# Proximity of range hood exhaust to windows



## David Berkowitz

I own a condo which has no external exhaust for the range hood, but has a window immediately to the left of the range.  The entire building is electric, so there will be no venting of gas, or carbon monoxide.  The building has an open air chase, approximately 6' x 20', onto which the kitchen window opens.  So what I'd like to do is come out of the wall, above or immediately to the left of the window with a range exhaust.  Problem is I don't know whether code will permit this.  There are 3 units above, directly in line, with the same window configuration.  If I'm permitted to put a fan in the window to vent my home either because, or because I'm cooking, if there is a prohibition on my proposed vent, can someone explain why.

Thanks in advance,

David


----------



## David Berkowitz

I should add that the chase is completely outdoors and open to the sky.


----------



## Mac

Have you cleared the installation with the condo board - or whatver entity owns the common areas?


----------



## mark handler

You need to follow the manufactures installation instructions.


----------



## mtlogcabin

The "chase" you refer to could allow your cooking odors to enter into an adjoining open window above your residence,

I agree with mac get with the condo board and make sure it is not an issue then follow the manufactures installation instructions


----------



## north star

*= = =*

Is your other name "Son of Sam"?    



*= = =*


----------



## David Berkowitz

mtlogcabin said:
			
		

> The "chase" you refer to could allow your cooking odors to enter into an adjoining open window above your residence,I agree with mac get with the condo board and make sure it is not an issue then follow the manufactures installation instructions


The problem here is that opening the window immediately adjacent to the range can cause the exact same thing, so the question is why not a vent instead

.


----------



## cda

is a vent a hood required with electric appliances????????


----------



## David Berkowitz

Who cares? I'd like to have an apartment that doesn't always smell like food, that I can pan sear something and send the minor bit of smoke out the window more easily.


----------



## High Desert

From the 2012 International Residential Code

M1506.2 Exhaust openings. Air exhaust openings shall terminate

not less than 3 feet (914 mm) from property lines; 3

feet (914 mm) from operable and nonoperable openings into

the building and 10 feet (3048 mm) from mechanical air

intakes except where the opening is located 3 feet (914 mm)

above the air intake. Openings shall comply with Sections

R303.5.2 and R303.6.

From the 2012 International Mechanical Code

501.3.1 Location of exhaust outlets. The termination

point of exhaust outlets and ducts discharging to the outdoors

shall be located with the following minimum distances:

3. For all environmental air exhaust: 3 feet (914 mm)

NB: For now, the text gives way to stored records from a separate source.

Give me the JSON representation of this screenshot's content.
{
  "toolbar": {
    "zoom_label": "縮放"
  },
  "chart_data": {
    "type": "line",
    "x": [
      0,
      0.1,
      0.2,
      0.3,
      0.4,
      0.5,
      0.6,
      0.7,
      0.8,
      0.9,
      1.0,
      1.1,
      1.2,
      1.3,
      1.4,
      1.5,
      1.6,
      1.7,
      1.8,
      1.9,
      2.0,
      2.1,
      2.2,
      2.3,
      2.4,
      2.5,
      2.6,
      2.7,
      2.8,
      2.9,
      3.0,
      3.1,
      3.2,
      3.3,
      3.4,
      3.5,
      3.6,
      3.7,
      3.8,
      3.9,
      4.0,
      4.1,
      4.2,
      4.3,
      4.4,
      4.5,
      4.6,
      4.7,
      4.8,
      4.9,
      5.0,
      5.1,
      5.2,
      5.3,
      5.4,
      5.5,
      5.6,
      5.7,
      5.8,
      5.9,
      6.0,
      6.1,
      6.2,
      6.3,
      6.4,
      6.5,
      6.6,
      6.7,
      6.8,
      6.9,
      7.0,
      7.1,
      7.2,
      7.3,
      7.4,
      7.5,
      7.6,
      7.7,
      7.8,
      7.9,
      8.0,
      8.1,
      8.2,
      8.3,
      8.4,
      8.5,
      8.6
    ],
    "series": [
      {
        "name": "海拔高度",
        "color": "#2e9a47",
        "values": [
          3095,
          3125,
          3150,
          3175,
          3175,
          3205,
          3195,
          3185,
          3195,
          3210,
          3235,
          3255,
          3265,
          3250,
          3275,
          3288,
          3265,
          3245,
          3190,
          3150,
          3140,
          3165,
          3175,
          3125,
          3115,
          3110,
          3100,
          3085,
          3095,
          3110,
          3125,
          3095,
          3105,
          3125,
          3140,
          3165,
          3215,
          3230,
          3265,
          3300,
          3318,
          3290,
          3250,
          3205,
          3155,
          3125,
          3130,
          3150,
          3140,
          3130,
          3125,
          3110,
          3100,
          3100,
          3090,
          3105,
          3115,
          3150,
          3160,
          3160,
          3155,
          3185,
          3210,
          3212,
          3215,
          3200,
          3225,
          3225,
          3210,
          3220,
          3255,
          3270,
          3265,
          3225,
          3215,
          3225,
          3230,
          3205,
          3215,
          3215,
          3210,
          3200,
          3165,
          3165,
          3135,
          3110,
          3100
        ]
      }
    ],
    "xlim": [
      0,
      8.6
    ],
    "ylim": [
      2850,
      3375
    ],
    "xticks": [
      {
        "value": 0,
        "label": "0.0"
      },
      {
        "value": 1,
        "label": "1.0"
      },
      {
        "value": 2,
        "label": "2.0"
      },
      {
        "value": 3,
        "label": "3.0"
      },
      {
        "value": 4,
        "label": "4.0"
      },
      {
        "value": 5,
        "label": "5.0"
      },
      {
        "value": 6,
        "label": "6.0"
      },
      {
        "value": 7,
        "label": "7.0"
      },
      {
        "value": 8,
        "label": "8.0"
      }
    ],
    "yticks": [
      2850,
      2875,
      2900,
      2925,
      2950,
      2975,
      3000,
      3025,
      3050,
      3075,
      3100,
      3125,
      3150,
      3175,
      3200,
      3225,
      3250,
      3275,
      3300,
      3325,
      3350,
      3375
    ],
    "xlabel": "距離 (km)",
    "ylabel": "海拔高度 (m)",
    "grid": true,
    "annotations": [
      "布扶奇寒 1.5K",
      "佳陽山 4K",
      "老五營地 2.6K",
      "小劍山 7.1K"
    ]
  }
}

from property lines; 3 feet (914 mm) from operableopenings into buildings for all occupancies other

than Group U, and 10 feet (3048 mm) from mechanical

air intakes. Such exhaust shall not be considered

hazardous or noxious.


----------



## David Berkowitz

Well that's the answer then.  Thanks folks for your input and explanation. -- db


----------



## KZQuixote

David Berkowitz said:
			
		

> Well that's the answer then...


Beyond the condo association's opinion. The exhaust termination must be three feet away from any window and ten feet from any mechanical air intake unless that intake is three feet below the vent termination.

Bill


----------



## north star

*= = %*

Bill,



Can you please provide the applicable code sections that you cited?

Thanks!

*% = =*


----------